В Тоскане стали распространяться ужасные слухи о колодцах, наполненных телами убитых, о сотнях тысяч жертв. Деяния испанцев вызвали всплеск возмущения и ненависти[702][703]. Прато находился совсем рядом с Флоренцией, в каких-нибудь пятнадцати километрах, так близко, что за несколько месяцев до осады Микеланджело подумывал купить ферму под самыми его стенами. 1 сентября во Флоренцию въехал Джулиано Медичи под крики
Едва весть об этом дошла до Микеланджело, как он написал Буонаррото, взяв назад разрешение снять деньги со своего сберегательного счета, которое, как он пояснил, он дал родным только на крайний случай, если жизнь их окажется в опасности. Жалуясь на то, что он сам-де терпит «величайшие невзгоды и трудности», он советовал отцу и братьям вести себя тихо и ни во что не вмешиваться: «И ни о ком не говорите ни хорошо, ни дурно, ибо неизвестно, чем все это кончится»[705].

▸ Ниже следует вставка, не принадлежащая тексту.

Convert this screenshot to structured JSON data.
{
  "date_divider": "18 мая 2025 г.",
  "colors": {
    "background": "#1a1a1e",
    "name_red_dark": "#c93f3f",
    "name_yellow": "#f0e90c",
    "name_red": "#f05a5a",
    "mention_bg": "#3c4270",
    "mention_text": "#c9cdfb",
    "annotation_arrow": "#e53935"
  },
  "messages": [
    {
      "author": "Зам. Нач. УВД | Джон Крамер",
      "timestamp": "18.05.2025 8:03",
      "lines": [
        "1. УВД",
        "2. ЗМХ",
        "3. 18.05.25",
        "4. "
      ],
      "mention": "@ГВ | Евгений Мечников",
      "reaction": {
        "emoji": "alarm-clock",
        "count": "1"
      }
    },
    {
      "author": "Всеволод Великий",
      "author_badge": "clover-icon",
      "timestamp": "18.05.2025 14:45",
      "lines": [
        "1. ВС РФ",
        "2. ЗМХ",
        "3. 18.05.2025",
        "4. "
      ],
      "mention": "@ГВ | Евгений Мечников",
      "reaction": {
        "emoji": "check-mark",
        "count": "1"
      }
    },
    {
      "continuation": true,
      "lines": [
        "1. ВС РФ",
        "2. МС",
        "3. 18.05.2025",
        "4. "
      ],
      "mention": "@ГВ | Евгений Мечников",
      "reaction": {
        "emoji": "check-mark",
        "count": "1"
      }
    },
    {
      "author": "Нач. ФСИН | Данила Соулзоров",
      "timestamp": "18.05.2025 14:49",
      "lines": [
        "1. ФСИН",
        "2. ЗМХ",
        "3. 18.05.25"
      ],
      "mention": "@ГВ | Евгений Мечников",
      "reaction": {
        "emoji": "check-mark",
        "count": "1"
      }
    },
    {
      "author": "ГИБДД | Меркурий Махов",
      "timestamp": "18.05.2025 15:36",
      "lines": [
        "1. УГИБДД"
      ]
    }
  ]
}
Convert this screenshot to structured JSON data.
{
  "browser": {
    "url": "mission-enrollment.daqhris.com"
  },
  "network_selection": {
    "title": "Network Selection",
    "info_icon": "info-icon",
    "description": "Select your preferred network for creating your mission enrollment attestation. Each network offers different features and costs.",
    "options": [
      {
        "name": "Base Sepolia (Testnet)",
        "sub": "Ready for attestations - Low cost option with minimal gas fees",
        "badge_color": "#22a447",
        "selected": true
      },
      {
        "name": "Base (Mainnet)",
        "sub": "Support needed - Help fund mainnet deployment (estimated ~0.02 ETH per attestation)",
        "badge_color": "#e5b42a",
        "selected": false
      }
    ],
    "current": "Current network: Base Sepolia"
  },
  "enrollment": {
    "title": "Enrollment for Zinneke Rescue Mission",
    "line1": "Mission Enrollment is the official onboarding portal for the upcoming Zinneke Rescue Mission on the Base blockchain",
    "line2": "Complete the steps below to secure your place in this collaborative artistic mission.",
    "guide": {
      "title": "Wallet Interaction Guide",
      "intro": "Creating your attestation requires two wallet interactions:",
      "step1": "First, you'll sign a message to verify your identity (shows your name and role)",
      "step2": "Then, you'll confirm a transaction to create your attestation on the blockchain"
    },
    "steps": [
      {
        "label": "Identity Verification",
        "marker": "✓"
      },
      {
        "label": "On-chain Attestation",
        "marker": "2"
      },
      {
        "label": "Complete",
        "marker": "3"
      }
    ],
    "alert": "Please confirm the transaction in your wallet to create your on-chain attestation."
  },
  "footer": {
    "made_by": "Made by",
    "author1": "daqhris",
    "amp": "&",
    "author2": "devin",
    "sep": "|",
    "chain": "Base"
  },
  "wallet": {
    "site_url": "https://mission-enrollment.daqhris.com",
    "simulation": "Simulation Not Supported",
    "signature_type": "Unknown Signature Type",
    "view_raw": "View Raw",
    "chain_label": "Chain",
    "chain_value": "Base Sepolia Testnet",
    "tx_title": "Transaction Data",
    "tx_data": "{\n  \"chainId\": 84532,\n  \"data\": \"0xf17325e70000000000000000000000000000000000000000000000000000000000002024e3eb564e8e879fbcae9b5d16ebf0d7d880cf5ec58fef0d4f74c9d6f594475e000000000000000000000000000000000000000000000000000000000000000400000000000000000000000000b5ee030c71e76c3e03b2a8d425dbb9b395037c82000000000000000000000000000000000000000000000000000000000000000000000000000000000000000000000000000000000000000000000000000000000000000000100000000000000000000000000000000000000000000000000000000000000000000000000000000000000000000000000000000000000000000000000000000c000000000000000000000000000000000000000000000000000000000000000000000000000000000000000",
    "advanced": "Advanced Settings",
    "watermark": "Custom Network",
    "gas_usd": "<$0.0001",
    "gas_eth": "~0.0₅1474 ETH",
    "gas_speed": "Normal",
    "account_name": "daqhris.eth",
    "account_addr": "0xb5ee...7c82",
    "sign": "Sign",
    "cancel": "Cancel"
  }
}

Затем Буонаррото передал Микеланджело устрашающие вести. Во Флоренции стали поговаривать, будто Микеланджело открыто высказывался против Медичи. В ответном письме Микеланджело нехотя признал, что это правда. Впрочем, он-де не говорил о них ничего такого, чего не повторяли бы все, а сделавшись свидетелями разграбления Прато, даже камни возопили бы к Небесам, если бы владели даром речи. Мало ли о чем судачили, мало ли что мог сболтнуть и сам Микеланджело, однако он уверял отца, что «отчитал» одного своего знакомого за то, что тот якобы вслух хулил Медичи. Под конец он просит Буонаррото разузнать, кто распускает о нем подобную молву, дабы он был настороже и смог «уберечь» себя от возможных последствий чужого злоречия[706].
Все лето Микеланджело время от времени отправлял письма домой, объявляя, что наконец предвидит завершение своих работ: «Я тружусь через силу, больше, чем любой человек, когда-либо существовавший, – при плохом здоровье и с величайшим напряжением. И все же я терплю, чтобы достигнуть желанной цели»[707]. 21 августа он предположил, как всегда оптимистично, что работы ему осталось примерно еще на месяц. Впрочем, он признавал, что «поистине это очень большая работа, с которой я не могу уложиться в полмесяца». Затем он указывал совершенно неожиданную причину того вдохновенного, блестящего мастерства, что отличало последние секции потолочного плафона: «Тороплюсь с работой, не щадя сил, потому что жду не дождусь, когда увижусь с вами»[708]. В середине сентября он объявлял: «Скоро буду у вас. Во всяком случае, не премину справить Всех Святых с вами вместе, если дозволит Господь»[709]. В последней оговорке звучит некоторая неуверенность.
Судя по его письмам, Микеланджело не ликовал, завершая феноменальный шедевр, а изнемогал от беспокойства и невыносимой усталости. Как обычно, во всех своих невзгодах он был склонен обвинять отца: «Я здесь живу в убожестве и не пекусь ни о жизни, ни о почете, то бишь о мирском, а пребываю в великих трудах и нескончаемой тревоге. И так почти уже пятнадцать лет, что не было у меня ни на час благополучия и покоя и все делал для вашей поддержки, – вам такое не ведомо ни в жизни, ни в помыслах»[710].
В начале октября он написал Лодовико, что почти завершил роспись капеллы и что «папа остался очень доволен», но что «к ближайшему Дню Всех Святых [он] не приедет, так как у [него] нет необходимого для того, чтобы делать то, что [он хочет] делать»[711]. Однако потом он делает замечание, в устах величайшего художника Высокого Возрождения в те дни, когда он завершал свой непревзойденный шедевр, своим глубоким пессимизмом более подходящее ослику Иа-Иа: Юлий-то удовлетворен увиденным, но «другие дела не удаются мне так, как я предполагал: виноваты времена, которые весьма неблагосклонны к нашему искусству»[712]. Тем самым он, вероятно, хотел сказать, что ему еще не выплатили остаток положенного гонорара в три тысячи дукатов; его он получит лишь перед самым Рождеством.[713]
31 октября, в канун Дня Всех Святых, Парис де Грасси записал в дневнике: «Сегодня впервые открыта наша капелла, ибо фрески в ней завершены»[714]. Юлий прожил ровно столько, чтобы перед смертью успеть увидеть их во всем блеске. В начале следующего года его здоровье пошатнулось в последний раз. К середине января он ослабел, слег и умер в ночь на 21 февраля 1513 года[715]. Теперь ему действительно требовалась гробница.